Our minds don’t allow us to perceive the world as it really is, but instead, as how we are engineered to perceive the world (through our experiences). While there are problems with our perceptual systems, that doesn’t necessarily mean that knowledge that we gain from our senses is completely unreliable. For example, how we see color is just from our own perspective, and can differ from person to person.

Taking the arts as an example, people can see many different things from a single image or painting simply by observing it. These are called optical illusions. People could be looking at the exact same image but could see completely different things. For example, in the image below, one person could see the back of a young girl’s face, while another could see the front of an old man with his eyes shut and both would technically be correct. The experiences and knowledge that the person posses will shape what they see first.

Areas of Knowledge such as mathematics can help us verify our senses. For example, in Math, we don’t use our sense perception in certain situations but instead we use formulas and calculation. For example,  it doesn’t really make too much sense to rely on your sense perception to guess the amount of candies in a jar, but you can use precise calculations and mathematical formulas to make a fairly accurate approximation on how many candies are in the jar, without actually having to open the jar. This again goes to show that sense perception can be useful, but there are times that it should not be relied on when making guesses and inferences.

While watching things like videos, humans will focus on certain things, especially if they are told to and as a result, they will ignore other, often obvious things that occur in the same video because they are so focused on that one thing. For example, in class, we watched a video and had to count the # of passes that three people made. During the video, a human dressed as a gorilla walked into the middle of the frame, stared at the camera, and walked off. But some of us were so focused on counting the # of passes made, we completely ignored the fact that the gorilla walked by. This is because humans can only process so much and if they process every detail they were shown, they would be worn out extremely quickly. This shows that the human senses can be reliable, but only to an extent as the senses can only take in so much detail.

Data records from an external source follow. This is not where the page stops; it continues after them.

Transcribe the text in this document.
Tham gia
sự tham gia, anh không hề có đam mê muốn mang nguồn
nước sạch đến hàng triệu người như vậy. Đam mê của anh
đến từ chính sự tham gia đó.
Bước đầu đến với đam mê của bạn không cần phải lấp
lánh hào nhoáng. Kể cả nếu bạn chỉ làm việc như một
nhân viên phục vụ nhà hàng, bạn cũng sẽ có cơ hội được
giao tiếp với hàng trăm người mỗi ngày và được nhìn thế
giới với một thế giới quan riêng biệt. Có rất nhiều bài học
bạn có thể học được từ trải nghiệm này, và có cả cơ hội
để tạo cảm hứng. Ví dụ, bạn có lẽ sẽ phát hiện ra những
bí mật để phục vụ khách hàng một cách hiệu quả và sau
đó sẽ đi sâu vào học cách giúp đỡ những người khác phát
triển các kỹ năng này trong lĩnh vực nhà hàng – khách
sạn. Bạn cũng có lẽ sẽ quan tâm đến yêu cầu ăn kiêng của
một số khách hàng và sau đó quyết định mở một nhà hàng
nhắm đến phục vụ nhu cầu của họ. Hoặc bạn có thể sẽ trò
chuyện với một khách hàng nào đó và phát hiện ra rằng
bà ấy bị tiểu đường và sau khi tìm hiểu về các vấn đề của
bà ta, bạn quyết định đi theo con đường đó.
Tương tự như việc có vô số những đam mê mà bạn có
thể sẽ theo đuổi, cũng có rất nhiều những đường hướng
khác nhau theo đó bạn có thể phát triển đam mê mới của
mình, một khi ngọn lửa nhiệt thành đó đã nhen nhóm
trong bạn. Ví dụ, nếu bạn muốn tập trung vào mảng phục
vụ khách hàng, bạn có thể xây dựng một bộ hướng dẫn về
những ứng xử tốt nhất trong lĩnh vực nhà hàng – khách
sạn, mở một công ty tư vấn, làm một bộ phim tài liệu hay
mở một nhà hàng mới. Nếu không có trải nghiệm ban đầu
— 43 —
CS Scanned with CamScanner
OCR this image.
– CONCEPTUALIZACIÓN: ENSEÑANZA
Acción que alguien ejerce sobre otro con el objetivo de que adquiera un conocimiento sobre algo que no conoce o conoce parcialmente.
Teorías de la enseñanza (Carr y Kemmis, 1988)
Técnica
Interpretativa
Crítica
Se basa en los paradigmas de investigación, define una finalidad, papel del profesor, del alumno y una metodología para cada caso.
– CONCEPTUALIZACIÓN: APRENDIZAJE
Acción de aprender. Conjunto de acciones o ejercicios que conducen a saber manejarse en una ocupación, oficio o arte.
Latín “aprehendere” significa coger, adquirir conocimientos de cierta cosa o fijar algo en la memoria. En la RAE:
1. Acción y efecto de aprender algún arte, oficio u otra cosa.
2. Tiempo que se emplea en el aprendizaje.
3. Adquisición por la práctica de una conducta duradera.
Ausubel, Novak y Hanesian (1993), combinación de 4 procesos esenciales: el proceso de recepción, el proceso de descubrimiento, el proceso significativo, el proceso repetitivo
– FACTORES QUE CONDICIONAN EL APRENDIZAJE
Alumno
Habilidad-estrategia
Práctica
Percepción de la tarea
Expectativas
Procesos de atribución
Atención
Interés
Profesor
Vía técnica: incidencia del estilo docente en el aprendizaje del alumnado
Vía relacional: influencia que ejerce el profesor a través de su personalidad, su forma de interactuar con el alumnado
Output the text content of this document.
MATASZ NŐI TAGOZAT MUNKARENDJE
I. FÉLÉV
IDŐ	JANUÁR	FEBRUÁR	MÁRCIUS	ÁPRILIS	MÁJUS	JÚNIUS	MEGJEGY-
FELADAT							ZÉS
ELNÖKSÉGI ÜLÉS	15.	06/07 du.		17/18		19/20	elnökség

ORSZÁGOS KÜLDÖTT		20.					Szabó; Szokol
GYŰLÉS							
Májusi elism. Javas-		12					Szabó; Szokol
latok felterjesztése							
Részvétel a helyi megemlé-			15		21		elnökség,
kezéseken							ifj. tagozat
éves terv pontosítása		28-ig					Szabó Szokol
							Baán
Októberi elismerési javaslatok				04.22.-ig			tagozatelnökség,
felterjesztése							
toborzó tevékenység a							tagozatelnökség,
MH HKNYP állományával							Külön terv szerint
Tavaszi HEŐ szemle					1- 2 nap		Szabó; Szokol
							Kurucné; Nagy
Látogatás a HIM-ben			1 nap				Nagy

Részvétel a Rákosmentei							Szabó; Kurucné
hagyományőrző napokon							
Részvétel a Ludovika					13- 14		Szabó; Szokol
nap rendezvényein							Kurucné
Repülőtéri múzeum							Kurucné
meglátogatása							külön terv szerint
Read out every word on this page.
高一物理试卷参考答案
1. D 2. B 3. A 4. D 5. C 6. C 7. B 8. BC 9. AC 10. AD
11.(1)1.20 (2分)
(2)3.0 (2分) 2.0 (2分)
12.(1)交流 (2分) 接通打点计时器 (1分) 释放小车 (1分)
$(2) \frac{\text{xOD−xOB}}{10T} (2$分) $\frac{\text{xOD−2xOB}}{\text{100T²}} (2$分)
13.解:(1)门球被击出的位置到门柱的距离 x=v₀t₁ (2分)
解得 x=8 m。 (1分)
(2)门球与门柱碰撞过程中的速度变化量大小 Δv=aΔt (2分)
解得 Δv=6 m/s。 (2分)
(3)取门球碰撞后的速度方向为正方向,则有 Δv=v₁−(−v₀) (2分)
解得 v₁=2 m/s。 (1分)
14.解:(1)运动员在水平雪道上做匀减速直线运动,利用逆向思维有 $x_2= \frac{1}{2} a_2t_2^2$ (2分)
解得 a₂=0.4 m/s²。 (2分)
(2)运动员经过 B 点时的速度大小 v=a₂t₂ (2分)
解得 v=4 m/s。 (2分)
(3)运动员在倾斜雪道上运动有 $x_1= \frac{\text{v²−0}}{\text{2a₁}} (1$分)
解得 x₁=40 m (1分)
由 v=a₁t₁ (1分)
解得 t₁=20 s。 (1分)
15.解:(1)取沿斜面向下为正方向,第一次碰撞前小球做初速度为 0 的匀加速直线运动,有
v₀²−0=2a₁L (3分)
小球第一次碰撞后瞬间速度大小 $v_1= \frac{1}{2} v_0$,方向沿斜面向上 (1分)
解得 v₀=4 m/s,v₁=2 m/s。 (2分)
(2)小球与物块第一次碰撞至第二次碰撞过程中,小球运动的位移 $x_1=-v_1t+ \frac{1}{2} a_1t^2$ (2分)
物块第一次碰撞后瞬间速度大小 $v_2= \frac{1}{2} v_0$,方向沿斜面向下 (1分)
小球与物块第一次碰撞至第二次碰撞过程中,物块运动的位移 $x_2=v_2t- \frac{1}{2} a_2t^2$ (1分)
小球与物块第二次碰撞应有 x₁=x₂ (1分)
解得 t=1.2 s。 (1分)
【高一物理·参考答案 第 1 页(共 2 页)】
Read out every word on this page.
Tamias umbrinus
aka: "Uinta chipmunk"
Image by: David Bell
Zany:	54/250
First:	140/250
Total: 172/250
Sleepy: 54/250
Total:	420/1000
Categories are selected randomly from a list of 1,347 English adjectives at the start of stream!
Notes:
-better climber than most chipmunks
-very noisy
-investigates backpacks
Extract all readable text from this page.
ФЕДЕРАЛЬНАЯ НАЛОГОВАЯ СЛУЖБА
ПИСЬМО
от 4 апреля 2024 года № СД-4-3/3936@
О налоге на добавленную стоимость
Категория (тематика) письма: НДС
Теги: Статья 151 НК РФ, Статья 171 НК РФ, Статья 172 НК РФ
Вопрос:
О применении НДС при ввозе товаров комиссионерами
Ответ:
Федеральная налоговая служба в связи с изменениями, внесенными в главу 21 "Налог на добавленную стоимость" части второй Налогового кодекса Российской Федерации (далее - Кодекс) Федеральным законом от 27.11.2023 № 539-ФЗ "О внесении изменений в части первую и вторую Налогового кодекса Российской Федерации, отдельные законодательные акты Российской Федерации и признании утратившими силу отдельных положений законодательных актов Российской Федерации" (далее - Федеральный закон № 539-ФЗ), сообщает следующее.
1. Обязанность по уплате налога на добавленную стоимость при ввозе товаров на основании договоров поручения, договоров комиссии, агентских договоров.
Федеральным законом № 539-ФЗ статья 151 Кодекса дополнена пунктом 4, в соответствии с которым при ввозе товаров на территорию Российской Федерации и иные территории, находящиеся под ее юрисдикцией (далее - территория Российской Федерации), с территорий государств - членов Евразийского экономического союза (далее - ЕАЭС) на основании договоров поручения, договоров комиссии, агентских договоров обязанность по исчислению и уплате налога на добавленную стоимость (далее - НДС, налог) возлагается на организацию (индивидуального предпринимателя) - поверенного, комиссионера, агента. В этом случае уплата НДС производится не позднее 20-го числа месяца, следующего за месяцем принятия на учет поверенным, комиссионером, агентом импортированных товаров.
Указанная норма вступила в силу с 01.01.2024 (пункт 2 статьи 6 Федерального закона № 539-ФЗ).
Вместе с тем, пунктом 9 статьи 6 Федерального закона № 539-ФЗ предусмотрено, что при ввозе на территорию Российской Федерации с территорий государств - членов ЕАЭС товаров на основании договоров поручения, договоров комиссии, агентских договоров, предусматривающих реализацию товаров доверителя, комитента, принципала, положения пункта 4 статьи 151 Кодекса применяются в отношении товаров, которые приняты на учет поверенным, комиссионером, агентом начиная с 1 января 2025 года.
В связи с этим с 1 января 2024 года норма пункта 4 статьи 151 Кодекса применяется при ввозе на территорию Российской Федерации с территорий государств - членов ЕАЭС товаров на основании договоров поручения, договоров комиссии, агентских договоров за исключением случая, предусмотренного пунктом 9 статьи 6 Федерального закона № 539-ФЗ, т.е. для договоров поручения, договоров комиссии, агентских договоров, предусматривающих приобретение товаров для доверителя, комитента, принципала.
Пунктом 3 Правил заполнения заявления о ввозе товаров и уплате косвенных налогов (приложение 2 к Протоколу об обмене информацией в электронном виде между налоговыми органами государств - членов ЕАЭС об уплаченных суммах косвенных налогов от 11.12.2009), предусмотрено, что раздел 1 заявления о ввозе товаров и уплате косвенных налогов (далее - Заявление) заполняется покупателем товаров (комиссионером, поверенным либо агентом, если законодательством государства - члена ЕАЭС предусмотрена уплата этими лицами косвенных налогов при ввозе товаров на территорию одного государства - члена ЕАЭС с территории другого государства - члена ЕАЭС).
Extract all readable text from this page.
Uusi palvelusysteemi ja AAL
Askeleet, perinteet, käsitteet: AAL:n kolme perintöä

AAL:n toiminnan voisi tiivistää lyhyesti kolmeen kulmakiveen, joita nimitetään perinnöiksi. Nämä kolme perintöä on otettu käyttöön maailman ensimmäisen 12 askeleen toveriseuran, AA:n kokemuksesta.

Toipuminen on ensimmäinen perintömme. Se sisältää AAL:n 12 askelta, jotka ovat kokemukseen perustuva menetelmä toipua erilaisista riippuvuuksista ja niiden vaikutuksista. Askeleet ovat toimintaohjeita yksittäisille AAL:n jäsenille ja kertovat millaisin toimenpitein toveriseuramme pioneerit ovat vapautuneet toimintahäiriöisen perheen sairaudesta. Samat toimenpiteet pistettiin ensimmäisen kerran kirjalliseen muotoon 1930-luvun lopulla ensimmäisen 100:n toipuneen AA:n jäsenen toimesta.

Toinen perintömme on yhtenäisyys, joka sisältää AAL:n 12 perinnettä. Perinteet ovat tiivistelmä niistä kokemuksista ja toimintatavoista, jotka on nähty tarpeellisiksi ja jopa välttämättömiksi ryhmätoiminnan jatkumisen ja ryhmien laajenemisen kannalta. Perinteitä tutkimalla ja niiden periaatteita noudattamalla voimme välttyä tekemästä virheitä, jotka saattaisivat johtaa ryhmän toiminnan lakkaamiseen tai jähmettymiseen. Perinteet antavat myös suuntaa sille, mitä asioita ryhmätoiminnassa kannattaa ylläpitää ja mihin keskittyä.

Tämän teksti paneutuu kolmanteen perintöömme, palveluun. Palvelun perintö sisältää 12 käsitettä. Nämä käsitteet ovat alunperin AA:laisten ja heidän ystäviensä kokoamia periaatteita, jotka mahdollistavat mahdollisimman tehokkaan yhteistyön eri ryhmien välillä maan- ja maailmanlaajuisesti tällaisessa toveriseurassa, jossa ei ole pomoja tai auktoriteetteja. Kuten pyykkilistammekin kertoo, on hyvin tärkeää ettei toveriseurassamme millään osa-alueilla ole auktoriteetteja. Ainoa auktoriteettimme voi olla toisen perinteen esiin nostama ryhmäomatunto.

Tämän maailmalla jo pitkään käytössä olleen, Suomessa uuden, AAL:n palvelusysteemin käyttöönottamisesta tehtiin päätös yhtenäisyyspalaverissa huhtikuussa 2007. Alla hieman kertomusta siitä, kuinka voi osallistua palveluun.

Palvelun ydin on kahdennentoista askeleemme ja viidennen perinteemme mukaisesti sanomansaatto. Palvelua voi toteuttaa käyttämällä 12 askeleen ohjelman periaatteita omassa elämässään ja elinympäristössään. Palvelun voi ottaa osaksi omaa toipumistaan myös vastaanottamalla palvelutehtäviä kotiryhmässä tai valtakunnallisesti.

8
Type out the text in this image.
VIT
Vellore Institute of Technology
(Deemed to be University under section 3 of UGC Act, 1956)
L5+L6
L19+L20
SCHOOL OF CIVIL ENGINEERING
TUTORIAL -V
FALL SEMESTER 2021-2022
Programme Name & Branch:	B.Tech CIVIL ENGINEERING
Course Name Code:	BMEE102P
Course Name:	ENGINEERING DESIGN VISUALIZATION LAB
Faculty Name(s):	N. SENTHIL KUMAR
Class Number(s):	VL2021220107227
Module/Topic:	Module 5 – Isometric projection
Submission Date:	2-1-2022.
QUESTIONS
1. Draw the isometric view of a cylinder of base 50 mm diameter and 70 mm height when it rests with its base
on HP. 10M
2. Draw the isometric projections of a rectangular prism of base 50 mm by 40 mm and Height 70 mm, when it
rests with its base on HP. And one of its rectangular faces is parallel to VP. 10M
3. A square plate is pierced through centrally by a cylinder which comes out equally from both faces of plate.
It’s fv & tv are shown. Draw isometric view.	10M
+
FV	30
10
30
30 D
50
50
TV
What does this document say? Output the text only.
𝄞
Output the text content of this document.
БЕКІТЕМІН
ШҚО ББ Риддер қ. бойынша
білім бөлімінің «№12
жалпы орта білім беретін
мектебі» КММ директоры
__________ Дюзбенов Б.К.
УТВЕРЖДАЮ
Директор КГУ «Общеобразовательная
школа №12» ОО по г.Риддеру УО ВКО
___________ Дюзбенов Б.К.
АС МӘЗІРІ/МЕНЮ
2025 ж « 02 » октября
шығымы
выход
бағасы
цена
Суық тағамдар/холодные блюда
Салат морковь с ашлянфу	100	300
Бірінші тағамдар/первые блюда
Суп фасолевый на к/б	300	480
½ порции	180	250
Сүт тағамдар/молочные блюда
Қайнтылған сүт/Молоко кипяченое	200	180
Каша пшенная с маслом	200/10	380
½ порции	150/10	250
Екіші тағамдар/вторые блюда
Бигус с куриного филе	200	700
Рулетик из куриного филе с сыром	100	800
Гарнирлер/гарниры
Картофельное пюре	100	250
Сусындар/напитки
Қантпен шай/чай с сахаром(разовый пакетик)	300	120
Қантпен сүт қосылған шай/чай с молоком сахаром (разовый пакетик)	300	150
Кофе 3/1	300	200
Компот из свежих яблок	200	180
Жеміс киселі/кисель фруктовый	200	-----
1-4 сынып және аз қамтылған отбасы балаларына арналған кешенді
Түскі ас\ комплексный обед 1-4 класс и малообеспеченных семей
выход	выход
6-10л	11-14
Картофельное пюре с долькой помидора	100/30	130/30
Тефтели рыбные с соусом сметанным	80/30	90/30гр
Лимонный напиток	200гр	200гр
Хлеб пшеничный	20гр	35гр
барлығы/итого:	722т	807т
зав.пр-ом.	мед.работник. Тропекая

A counter argument to the claim that information that we gain from our sense perception can be reliable is that if the knowledge we get from our senses can be flawed, other presumptions made from our sense of perception could also be equally flawed. However, I think that the knowledge that we have derived from our sense of perception is something that humans have relied on for centuries and is knowledge that we have known to be true for centuries.

In conclusion, there are some problems with our sense of perception, and it is not always the best thing to use. However, that does not take away from the fact that knowledge gained from our sense of perception can be reliable. Our senses play a massive role in our lives, and as a result we will gain lots of information (sometimes reliable, sometimes not) from our senses.